I think it is more correct to use the 2D expansion equation. It's like the hole in a plate that expands upon heating. The circumference of the hole gets larger according to the 2D expression. The expansion of the area of the ring will be given by ##\Delta A = 2\alpha A_0 \Delta T##. This means that the new area is ##A=A_0+\Delta A = A_0(1+2\alpha \Delta T)##.

 

[BvU]

My point is that the restoring torque ##D## could hide an ##r## dependency ... even if the spring (assuming it is a spring) itself doesn't change temperature (as it more or less explicitly says in the problem statement)
[edit] doesn't fly. from the pictures in the link it's obvious the spring is attached to thee hub of the balance wheel; surely the exercise composer doesn't mean to refer to that hub expanding as well ? or does he/she ?I also wonder about the 2 in front of the D: where does that come from ? (not that it matters for the outcome, both a ring and a disc have ##I\propto r^2##)

 

[kuruman]

My point is that the restoring torque D could hide an ##r## dependency ...

I don't think ##D## is a torque.

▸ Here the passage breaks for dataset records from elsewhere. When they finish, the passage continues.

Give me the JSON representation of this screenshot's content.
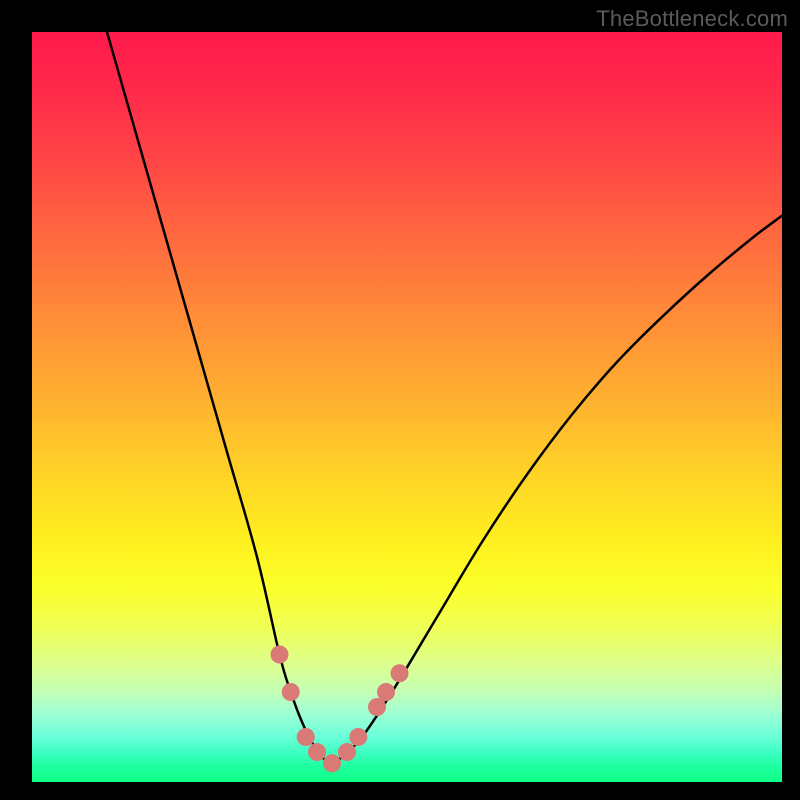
{
  "watermark": {
    "text": "TheBottleneck.com"
  },
  "chart_data": {
    "type": "line",
    "title": "",
    "xlabel": "",
    "ylabel": "",
    "xlim": [
      0,
      100
    ],
    "ylim": [
      0,
      100
    ],
    "grid": false,
    "background": "vertical-gradient red→green",
    "series": [
      {
        "name": "bottleneck-curve",
        "color": "#000000",
        "x": [
          10,
          14,
          18,
          22,
          26,
          30,
          33,
          34.5,
          36,
          37.5,
          39,
          40,
          41.5,
          44,
          48,
          54,
          60,
          66,
          72,
          78,
          84,
          90,
          96,
          100
        ],
        "y": [
          100,
          86,
          72,
          58,
          44,
          30,
          17,
          12,
          8,
          5,
          3,
          2.5,
          3.5,
          6,
          12,
          22,
          32,
          41,
          49,
          56,
          62,
          67.5,
          72.5,
          75.5
        ]
      }
    ],
    "markers": [
      {
        "name": "left-cluster-top",
        "x": 33.0,
        "y": 17.0
      },
      {
        "name": "left-cluster-lower",
        "x": 34.5,
        "y": 12.0
      },
      {
        "name": "trough-left-a",
        "x": 36.5,
        "y": 6.0
      },
      {
        "name": "trough-left-b",
        "x": 38.0,
        "y": 4.0
      },
      {
        "name": "trough-min",
        "x": 40.0,
        "y": 2.5
      },
      {
        "name": "trough-right-a",
        "x": 42.0,
        "y": 4.0
      },
      {
        "name": "trough-right-b",
        "x": 43.5,
        "y": 6.0
      },
      {
        "name": "right-cluster-a",
        "x": 46.0,
        "y": 10.0
      },
      {
        "name": "right-cluster-b",
        "x": 47.2,
        "y": 12.0
      },
      {
        "name": "right-cluster-c",
        "x": 49.0,
        "y": 14.5
      }
    ],
    "marker_style": {
      "color": "#d97a77",
      "radius_px": 9
    }
  }
}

It's most likely the torsional spring constant, as in the SHO equation for torsional motion $$I\frac{d^2\theta}{dt^2}=-D \theta.$$ For a ring the moment of inertia is ##I=mr^2## in which case the frequency is$$\omega =\sqrt{\frac{D}{I}}=\sqrt{\frac{D}{mr^2}}.$$
As for the origin of the factor of 2 in ##2D##, I have no clue unless the ring is treated as a solid disk for some reason.

 

[Dr.D]

I don't think DD is a torque.

This is why I've said previously, we are wasting our time with no diagram, no variable definitions, etc. The OP owes us at least that little bit, and any further discussion is simply nonsense since we don't really know what the problem is.

 

[haruspex]

I think it is more correct to use the 2D expansion equation. It's like the hole in a plate that expands upon heating. The circumference of the hole gets larger according to the 2D expression. The expansion of the area of the ring will be given by ##\Delta A = 2\alpha A_0 \Delta T##. This means that the new area is ##A=A_0+\Delta A = A_0(1+2\alpha \Delta T)##.

Why is the area interesting? The mass is constant.
The D in the relevant equation has suitable dimension for torque or torque per unit angle, and that is divided by what looks like the moment of inertia of a uniform disk (mr²/2). That makes sense for a spring balance escapement. Consequently the frequency should be inversely proportional to r.

 

[BvU]

I don't think ##D## is a torque. It's most likely the torsional spring constant

Of course, sorry for my sloppiness.
Usually the spring is attached to the hub of the balancing wheel. If the wheel expands with temperature, so does the hub, I suppose.

I'm very interested in what happens to that ##D## if the radius of attachment point increases. Would it remain the same ? I think it would not.

(admittedly far-fetched -- but the problem statement leaves plenty room for speculation sloppy exercise composer too ?)

 

[BvU]

That makes sense for a spring balance escapement

Don't see that from the pictures. @bolzano95 ?

Hard to increase the temp of one part in an escapement/balancing wheel combo without affecting the other ! @bolzano95 ?

 

[haruspex]

Don't see that from the pictures.

The only mismatch I see is that the balance wheel would not be a uniform disc, so the 2 in the given equation is wrong. But for the purposes of the question that is immaterial.